Key Words: Spatial Simulation, Mobility Data Science, Trajectory Data, Location Based Social Network Data, In Silico

The envisioned in silico mobility data science process- (let:) A massive microsimulation is created to simulate realistic human behavior specified by a user through an AI-supported builder tool. (middle:) The microsimulation generates massive datasets, including high-fidelity trajectories of all individuals over years of simulation time. This data, which is 100% accurate and complete (in the simulated world) is then sampled to generate realistic datasets. (right:) These datasets are then used to perform mobility data science tasks in the simulated in silico world as if it was the real world. The results of these tasks can then be compared to the ground truth data (of the simulated in silico world) for validation.
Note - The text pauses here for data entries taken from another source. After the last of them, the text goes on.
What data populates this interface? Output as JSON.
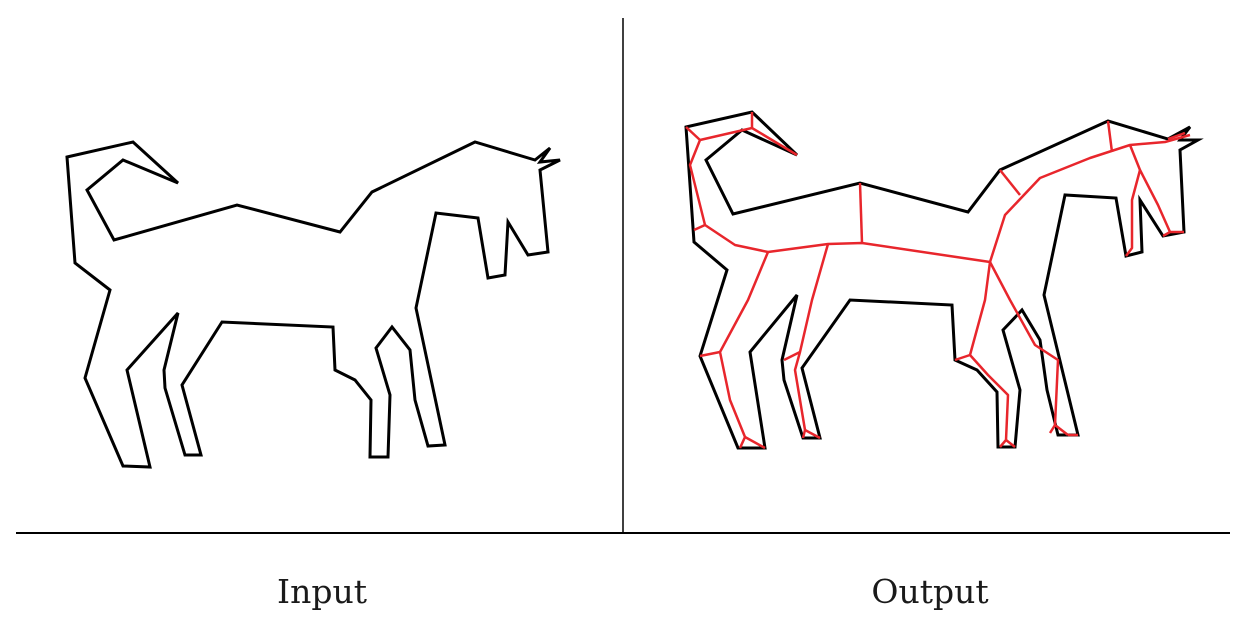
{
  "panels": [
    {
      "id": "input",
      "caption": "Input"
    },
    {
      "id": "output",
      "caption": "Output"
    }
  ],
  "colors": {
    "outline": "#000000",
    "skeleton": "#e8262c",
    "rule": "#000000"
  }
}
The Patterns of Life Simulation. A video of the simulation can be found at: https://www.youtube.com/watch?v=rP1PDyQAQ5M.
Envisioned framework for a simulation that exhibits both realistic behavior and realistic movement.

Full reference: 

Züfle, A., Pfoser, D., Wenk, C., Crooks, A.T., Kavak, H., Anderson, T., Kim, J-S., Holt, N. and Diantonio, A. (2024), In Silico Human Mobility Data Science: Leveraging Massive Simulated Mobility Data (Vision Paper), Transactions on Spatial Algorithms and Systems (pdf).